To understand the impact of cloud computing on the life of the CIO we have to rewind the clock to the time before the cloud. We can picture a marketing executive struggling with an email marketing tool. He goes cribbing to the IT admin guy. The admin refers the problem to the CIO. The CIO then decides and only on the basis of this decision can the marketing department expect a resolution. If the software has to be replaced, probably it will be done by the admin.
Now cut to today. The marketing guy like always is cribbing about the tool he is using. It is convenient to put the blame for a bad quarter on the tool, rather than on him/her. But this time the marketing guy needn’t go to the admin. He can simply search for a Saas-based solution. Get budgetary approval from his/her boss. No installation is required its plug and play. The CIO’s role has been completely eliminated.
So the CIO must be overjoyed right? Less work & the same pay!
But hang on. Cut to 3 months down the line. Now the Saas solution has the problem. But the Marketing guy doesn’t call the Saas provider, he calls the CIO. Or maybe he does call the Saas provider but doesn’t understand a word of the Jargon thrown at him by this fancy tech fellow and ends up calling the CIO. So till the time, everything was fine and smooth, the CIO was not involved, but as soon as the problem starts he has to troubleshoot. But by now the company has reduced IT, staff because the cloud has reduced their requirement. So the CIO doesn’t have a team to swoop down on the problem and solve them. He has to tackle the problem by talking to the Saas vendor.
The Management Expectation
The above was just an example of how the role of the CIO role is changing. Even the management of companies is looking at CIOs differently. In earlier days the CEO wouldn’t probably need to talk to the CIO. But today with technology front and center, CIO is driving strategic decisions.
Expectations from technology have completely changed. Most people in management now believe that IT innovations in their company are slower than their competitors. CIO in such a scenario has to have the market knowledge of the innovations driving the business and the technical knowledge to implement those solutions. This has become the hallmark of a successful CIO of today. He/She has become the Chief Innovator, rather than someone just handling the IT infrastructure.
The Thunder from the Cloud
So let’s list down the lightning bolts that the cloud is emitting and how it is causing disruptions:
1. Capex becomes Opex
Back in the 90s and even early 2000s IT infrastructure was a huge cost. For some small companies that are still not in the cloud, it continues to be a huge cost. The CIO was then brought in to understand what Infrastructure to bring in and explain to the board and management. That was the inception of an IT guy in the boardroom of companies. All employees had just started to use computers. So computers had to be purchased, the related software had to be made; servers had to be set up, etc.

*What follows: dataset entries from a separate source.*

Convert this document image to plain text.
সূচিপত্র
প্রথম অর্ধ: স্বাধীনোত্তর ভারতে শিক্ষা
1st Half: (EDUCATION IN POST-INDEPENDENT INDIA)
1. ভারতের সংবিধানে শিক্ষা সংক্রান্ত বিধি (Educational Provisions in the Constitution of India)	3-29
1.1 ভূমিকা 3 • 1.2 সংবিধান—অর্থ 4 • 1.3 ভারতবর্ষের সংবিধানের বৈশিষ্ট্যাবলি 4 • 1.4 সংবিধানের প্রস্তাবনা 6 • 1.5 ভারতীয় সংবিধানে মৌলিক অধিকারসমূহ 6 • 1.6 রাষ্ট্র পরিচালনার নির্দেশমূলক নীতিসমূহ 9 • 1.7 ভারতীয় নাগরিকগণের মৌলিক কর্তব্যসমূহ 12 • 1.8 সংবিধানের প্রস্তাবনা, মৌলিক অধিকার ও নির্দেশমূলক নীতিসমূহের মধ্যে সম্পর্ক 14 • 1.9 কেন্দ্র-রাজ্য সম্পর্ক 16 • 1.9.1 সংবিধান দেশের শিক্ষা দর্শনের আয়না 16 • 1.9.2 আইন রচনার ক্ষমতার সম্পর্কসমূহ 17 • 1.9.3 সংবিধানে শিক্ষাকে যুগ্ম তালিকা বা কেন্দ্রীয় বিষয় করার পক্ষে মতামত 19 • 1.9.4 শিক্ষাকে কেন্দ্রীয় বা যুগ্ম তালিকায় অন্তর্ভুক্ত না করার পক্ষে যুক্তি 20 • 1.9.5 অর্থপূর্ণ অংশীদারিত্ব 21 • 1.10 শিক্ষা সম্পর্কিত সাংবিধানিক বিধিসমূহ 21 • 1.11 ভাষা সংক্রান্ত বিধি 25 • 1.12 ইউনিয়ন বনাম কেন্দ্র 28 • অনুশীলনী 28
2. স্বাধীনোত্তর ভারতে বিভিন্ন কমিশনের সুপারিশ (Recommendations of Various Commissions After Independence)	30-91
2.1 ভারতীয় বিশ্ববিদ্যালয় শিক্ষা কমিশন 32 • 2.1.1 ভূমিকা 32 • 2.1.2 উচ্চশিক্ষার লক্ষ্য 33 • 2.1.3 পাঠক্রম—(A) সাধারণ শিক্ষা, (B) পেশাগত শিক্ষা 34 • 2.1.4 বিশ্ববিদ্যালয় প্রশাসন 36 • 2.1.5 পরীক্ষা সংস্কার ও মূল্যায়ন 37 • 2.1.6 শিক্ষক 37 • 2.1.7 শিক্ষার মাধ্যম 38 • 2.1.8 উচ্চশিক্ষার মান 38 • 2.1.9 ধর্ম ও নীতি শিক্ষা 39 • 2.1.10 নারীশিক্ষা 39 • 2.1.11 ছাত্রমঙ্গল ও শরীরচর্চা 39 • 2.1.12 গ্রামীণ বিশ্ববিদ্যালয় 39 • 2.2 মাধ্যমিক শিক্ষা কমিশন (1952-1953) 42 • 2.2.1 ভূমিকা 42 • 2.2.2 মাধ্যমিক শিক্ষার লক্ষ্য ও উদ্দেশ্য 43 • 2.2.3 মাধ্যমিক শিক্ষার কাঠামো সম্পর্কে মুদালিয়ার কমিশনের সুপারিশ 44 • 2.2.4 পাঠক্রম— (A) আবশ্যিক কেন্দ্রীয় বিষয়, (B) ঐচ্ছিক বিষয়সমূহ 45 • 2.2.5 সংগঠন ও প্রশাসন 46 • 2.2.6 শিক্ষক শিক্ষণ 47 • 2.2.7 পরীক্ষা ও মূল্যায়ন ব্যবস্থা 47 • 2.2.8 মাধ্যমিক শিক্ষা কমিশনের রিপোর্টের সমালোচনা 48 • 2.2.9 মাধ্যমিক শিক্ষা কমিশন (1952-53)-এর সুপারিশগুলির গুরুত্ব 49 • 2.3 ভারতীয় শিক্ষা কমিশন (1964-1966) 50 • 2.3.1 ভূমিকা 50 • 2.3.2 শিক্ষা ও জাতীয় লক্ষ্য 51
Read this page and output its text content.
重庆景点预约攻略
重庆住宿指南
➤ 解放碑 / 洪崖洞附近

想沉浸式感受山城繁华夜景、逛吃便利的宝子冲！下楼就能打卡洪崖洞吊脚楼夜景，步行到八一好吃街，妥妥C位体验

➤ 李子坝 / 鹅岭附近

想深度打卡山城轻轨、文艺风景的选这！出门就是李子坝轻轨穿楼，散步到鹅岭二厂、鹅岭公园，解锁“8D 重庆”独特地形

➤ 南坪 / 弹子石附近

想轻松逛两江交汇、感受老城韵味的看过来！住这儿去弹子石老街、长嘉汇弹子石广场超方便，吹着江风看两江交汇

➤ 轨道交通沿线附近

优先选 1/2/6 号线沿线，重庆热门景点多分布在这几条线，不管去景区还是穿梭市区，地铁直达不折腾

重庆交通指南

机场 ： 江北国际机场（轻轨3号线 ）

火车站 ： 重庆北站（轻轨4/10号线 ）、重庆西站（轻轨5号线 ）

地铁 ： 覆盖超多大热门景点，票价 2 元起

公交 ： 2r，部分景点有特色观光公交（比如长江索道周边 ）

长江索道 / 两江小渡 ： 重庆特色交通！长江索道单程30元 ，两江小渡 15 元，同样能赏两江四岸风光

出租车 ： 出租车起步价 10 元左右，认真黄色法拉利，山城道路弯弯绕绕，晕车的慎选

Today, with cloud computing, the huge server is obsolete. Saas-based solutions are available for each problem. No huge budget has to be approved at the beginning of the year. It cannot be, as one year today, is a lifetime in software innovations. Companies are forced into being agile.
But the CIO has not walked out of the boardroom. Instead, rather than playing the cameo at the beginning of the movie, he has become the star attraction. He is no longer an annual fixture in the board meetings; he has become a permanent member. Probably the most important one.
2. Shrinking In-house teams
In-house IT was always costly. The cloud has enabled the teams to be shrunk further. The CIO now works with a bare minimum of staff. Earlier for every 20 systems, there would be an administrator. Now every 1000 systems might have one administrator. For smaller companies, there may not be an administrator. They might as well use the administrator of the cloud provider. Anyways all the hardware resides on the cloud.
The structure of the IT team has therefore completely changed. The skill of the IT internal staff is now in understanding the virtual machines. They need to be effective vendor managers so that they can manage the army of Saas vendors.
3. Less power to say No
The role has changed from an IT administrator to a strategic guy. As the example at the beginning of this blog demonstrated, the guys in the company can just buy any Saas solution off the shelf. If the CIO objects, he/she would become an impediment to change. He/she has less power now to say No.
But the CIO has more power in strategic decision-making. He/she can proactively suggest solutions. He/she needs to have the ability to understand the different alternatives for a particular solution.
4. CIO as a Businessman
The day is not far when instead of the CIO a master’s in technology will actually be the Master in Business administration. It is now incumbent on the CIO to make the company competitive. CIO has now become the quarterback.